A couple of urchins had witnessed his unceremonious exit, and they had also seen the slippers aimed. The whole proceeding seemed to strike them in a much more humorous light than it did Bertie, and to mark their enjoyment of the fun they danced about and shrieked with laughter.

As Bertie began to slink away the man said to them something which seemed to make them prick up their ears. They followed Bertie, pointing with their fingers.

"V'là un Anglais! C'est un larron! au voleur! au voleur!"

What it was they shrieked in their shrill voices Bertie had not the least idea, but he knew it was unpleasant to be pointed and shouted at, for their words were caught up by other urchins of their class, and soon he had a force of ragamuffins shrieking close at his heels.

"V'là un Anglais! un Anglais! C'est un lar--r--ron!"

The stress which they laid upon the larron was ear-splitting.

As he went, his following gathered force. They were a ragged regiment. Some hatless, some shoeless, all stockingless; for even those who wore sabots showed an inch or two of naked flesh between the ends of their breeches and the tops of their wooden shoes.

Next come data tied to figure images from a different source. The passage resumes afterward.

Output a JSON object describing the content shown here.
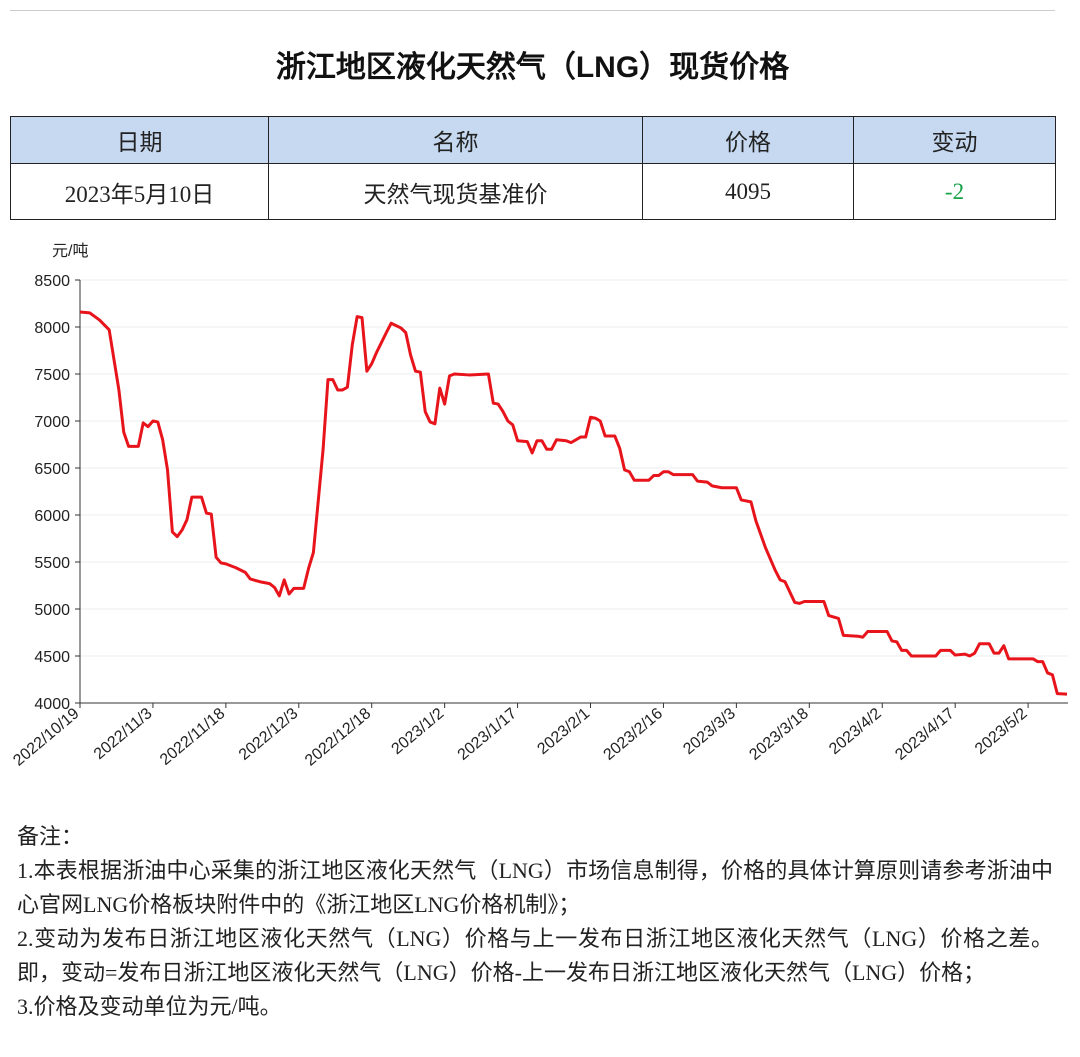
{
  "header": {
    "title": "浙江地区液化天然气（LNG）现货价格"
  },
  "table": {
    "columns": [
      "日期",
      "名称",
      "价格",
      "变动"
    ],
    "rows": [
      [
        "2023年5月10日",
        "天然气现货基准价",
        4095,
        -2
      ]
    ]
  },
  "chart_data": {
    "type": "line",
    "y_label": "元/吨",
    "color": "#e8141b",
    "grid": true,
    "x": [
      "2022/10/19",
      "2022/10/21",
      "2022/10/23",
      "2022/10/25",
      "2022/10/27",
      "2022/10/28",
      "2022/10/29",
      "2022/10/31",
      "2022/11/1",
      "2022/11/2",
      "2022/11/3",
      "2022/11/4",
      "2022/11/5",
      "2022/11/6",
      "2022/11/7",
      "2022/11/8",
      "2022/11/9",
      "2022/11/10",
      "2022/11/11",
      "2022/11/13",
      "2022/11/14",
      "2022/11/15",
      "2022/11/16",
      "2022/11/17",
      "2022/11/18",
      "2022/11/20",
      "2022/11/22",
      "2022/11/23",
      "2022/11/25",
      "2022/11/27",
      "2022/11/28",
      "2022/11/29",
      "2022/11/30",
      "2022/12/1",
      "2022/12/2",
      "2022/12/4",
      "2022/12/5",
      "2022/12/6",
      "2022/12/8",
      "2022/12/9",
      "2022/12/10",
      "2022/12/11",
      "2022/12/12",
      "2022/12/13",
      "2022/12/14",
      "2022/12/15",
      "2022/12/16",
      "2022/12/17",
      "2022/12/18",
      "2022/12/19",
      "2022/12/21",
      "2022/12/22",
      "2022/12/24",
      "2022/12/25",
      "2022/12/26",
      "2022/12/27",
      "2022/12/28",
      "2022/12/29",
      "2022/12/30",
      "2022/12/31",
      "2023/1/1",
      "2023/1/2",
      "2023/1/3",
      "2023/1/4",
      "2023/1/7",
      "2023/1/11",
      "2023/1/12",
      "2023/1/13",
      "2023/1/14",
      "2023/1/15",
      "2023/1/16",
      "2023/1/17",
      "2023/1/19",
      "2023/1/20",
      "2023/1/21",
      "2023/1/22",
      "2023/1/23",
      "2023/1/24",
      "2023/1/25",
      "2023/1/27",
      "2023/1/28",
      "2023/1/30",
      "2023/1/31",
      "2023/2/1",
      "2023/2/2",
      "2023/2/3",
      "2023/2/4",
      "2023/2/6",
      "2023/2/7",
      "2023/2/8",
      "2023/2/9",
      "2023/2/10",
      "2023/2/13",
      "2023/2/14",
      "2023/2/15",
      "2023/2/16",
      "2023/2/17",
      "2023/2/18",
      "2023/2/22",
      "2023/2/23",
      "2023/2/25",
      "2023/2/26",
      "2023/2/28",
      "2023/3/3",
      "2023/3/4",
      "2023/3/6",
      "2023/3/7",
      "2023/3/9",
      "2023/3/11",
      "2023/3/12",
      "2023/3/13",
      "2023/3/15",
      "2023/3/16",
      "2023/3/17",
      "2023/3/21",
      "2023/3/22",
      "2023/3/24",
      "2023/3/25",
      "2023/3/28",
      "2023/3/29",
      "2023/3/30",
      "2023/4/3",
      "2023/4/4",
      "2023/4/5",
      "2023/4/6",
      "2023/4/7",
      "2023/4/8",
      "2023/4/13",
      "2023/4/14",
      "2023/4/16",
      "2023/4/17",
      "2023/4/19",
      "2023/4/20",
      "2023/4/21",
      "2023/4/22",
      "2023/4/24",
      "2023/4/25",
      "2023/4/26",
      "2023/4/27",
      "2023/4/28",
      "2023/5/3",
      "2023/5/4",
      "2023/5/5",
      "2023/5/6",
      "2023/5/7",
      "2023/5/8",
      "2023/5/9",
      "2023/5/10"
    ],
    "values": [
      8160,
      8150,
      8075,
      7970,
      7330,
      6880,
      6730,
      6730,
      6980,
      6940,
      7000,
      6990,
      6800,
      6480,
      5820,
      5770,
      5840,
      5950,
      6190,
      6190,
      6020,
      6010,
      5550,
      5490,
      5480,
      5440,
      5390,
      5320,
      5290,
      5270,
      5230,
      5140,
      5310,
      5160,
      5220,
      5220,
      5430,
      5600,
      6700,
      7440,
      7440,
      7330,
      7330,
      7360,
      7810,
      8110,
      8100,
      7530,
      7610,
      7730,
      7940,
      8040,
      7990,
      7940,
      7700,
      7530,
      7520,
      7100,
      6990,
      6970,
      7350,
      7180,
      7480,
      7500,
      7490,
      7500,
      7190,
      7180,
      7100,
      7000,
      6960,
      6790,
      6780,
      6660,
      6790,
      6790,
      6700,
      6700,
      6800,
      6790,
      6770,
      6830,
      6830,
      7040,
      7030,
      7000,
      6840,
      6840,
      6710,
      6480,
      6460,
      6370,
      6370,
      6420,
      6420,
      6460,
      6460,
      6430,
      6430,
      6360,
      6350,
      6310,
      6290,
      6290,
      6160,
      6140,
      5940,
      5650,
      5410,
      5310,
      5290,
      5070,
      5060,
      5080,
      5080,
      4930,
      4900,
      4720,
      4710,
      4700,
      4760,
      4760,
      4660,
      4650,
      4560,
      4560,
      4500,
      4500,
      4560,
      4560,
      4510,
      4520,
      4500,
      4530,
      4630,
      4630,
      4530,
      4530,
      4610,
      4470,
      4470,
      4440,
      4440,
      4320,
      4300,
      4100,
      4097,
      4095
    ],
    "xlim": [
      "2022/10/19",
      "2023/5/10"
    ],
    "xticks": [
      "2022/10/19",
      "2022/11/3",
      "2022/11/18",
      "2022/12/3",
      "2022/12/18",
      "2023/1/2",
      "2023/1/17",
      "2023/2/1",
      "2023/2/16",
      "2023/3/3",
      "2023/3/18",
      "2023/4/2",
      "2023/4/17",
      "2023/5/2"
    ],
    "ylim": [
      4000,
      8500
    ],
    "yticks": [
      4000,
      4500,
      5000,
      5500,
      6000,
      6500,
      7000,
      7500,
      8000,
      8500
    ]
  },
  "notes": [
    "备注：",
    "1.本表根据浙油中心采集的浙江地区液化天然气（LNG）市场信息制得，价格的具体计算原则请参考浙油中心官网LNG价格板块附件中的《浙江地区LNG价格机制》；",
    "2.变动为发布日浙江地区液化天然气（LNG）价格与上一发布日浙江地区液化天然气（LNG）价格之差。即，变动=发布日浙江地区液化天然气（LNG）价格-上一发布日浙江地区液化天然气（LNG）价格；",
    "3.价格及变动单位为元/吨。"
  ]
}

As Bertie found his way into the better portions of the town the procession created a sensation. Shopkeepers came to their doors to stare, the loungers in the cafés stood to look. Some of the foot-passengers joined the rapidly-swelling crowd.

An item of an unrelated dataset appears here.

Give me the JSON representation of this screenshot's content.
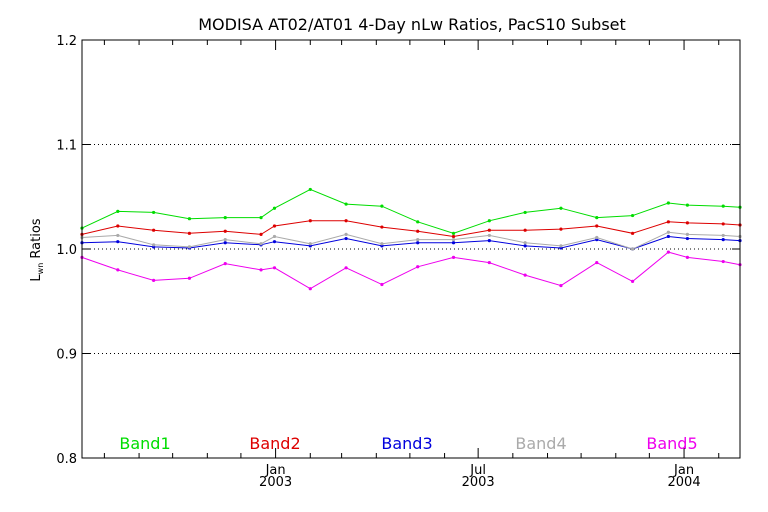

The boy with his sullen face passed on, his lips compressed, his eyes with their dogged look. What the hubbub was about, why they followed him, what it was they kept on shouting, he did not understand. He knew that the captain had left him, and left him penniless. What he was himself to do, or where he was going, he had not the least idea. He only knew that the crowd was hunting him on.

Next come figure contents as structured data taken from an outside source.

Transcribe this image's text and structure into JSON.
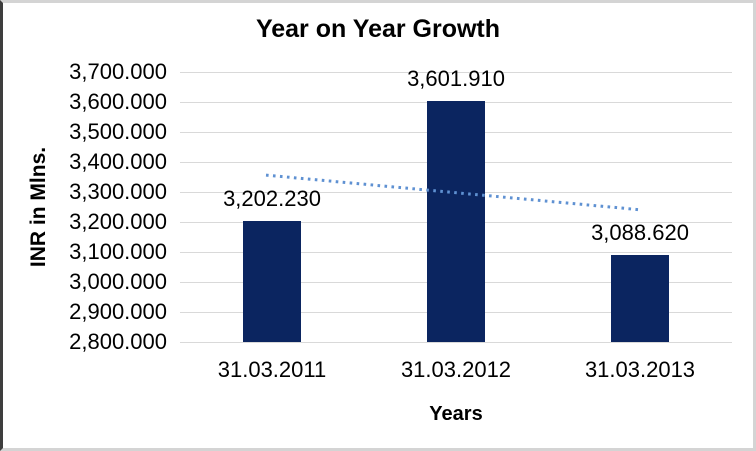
{
  "chart_data": {
    "type": "bar",
    "title": "Year on Year Growth",
    "xlabel": "Years",
    "ylabel": "INR in Mlns.",
    "categories": [
      "31.03.2011",
      "31.03.2012",
      "31.03.2013"
    ],
    "values": [
      3202.23,
      3601.91,
      3088.62
    ],
    "value_labels": [
      "3,202.230",
      "3,601.910",
      "3,088.620"
    ],
    "ylim": [
      2800,
      3700
    ],
    "yticks": [
      {
        "value": 2800,
        "label": "2,800.000"
      },
      {
        "value": 2900,
        "label": "2,900.000"
      },
      {
        "value": 3000,
        "label": "3,000.000"
      },
      {
        "value": 3100,
        "label": "3,100.000"
      },
      {
        "value": 3200,
        "label": "3,200.000"
      },
      {
        "value": 3300,
        "label": "3,300.000"
      },
      {
        "value": 3400,
        "label": "3,400.000"
      },
      {
        "value": 3500,
        "label": "3,500.000"
      },
      {
        "value": 3600,
        "label": "3,600.000"
      },
      {
        "value": 3700,
        "label": "3,700.000"
      }
    ],
    "grid": true,
    "legend": "none",
    "trendline": {
      "type": "linear",
      "style": "dotted",
      "values_at_categories": [
        3354.4,
        3297.59,
        3240.77
      ]
    },
    "colors": {
      "bar": "#0b2560",
      "gridline": "#d9d9d9",
      "trendline": "#5f91d2",
      "text": "#000000",
      "background": "#ffffff",
      "frame_border_light": "#d4d4d4",
      "frame_border_dark": "#3e3e3e"
    }
  }
}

There was not one friendly face among those around him--not one who could understand. The boys seemed like demons, shrieking, dancing, giving him occasional shoves. Separately he would have tackled any one of them, for they could not despise him for being English more heartily than he despised them for being French. But what could he do against that lot?--a host, too, which was being reinforced by men. For the cry "Un Anglais!" seemed to be infectious, and citizens of the grimier and more popular type began to swell the throng and shriek "Un Anglais!" with the boys.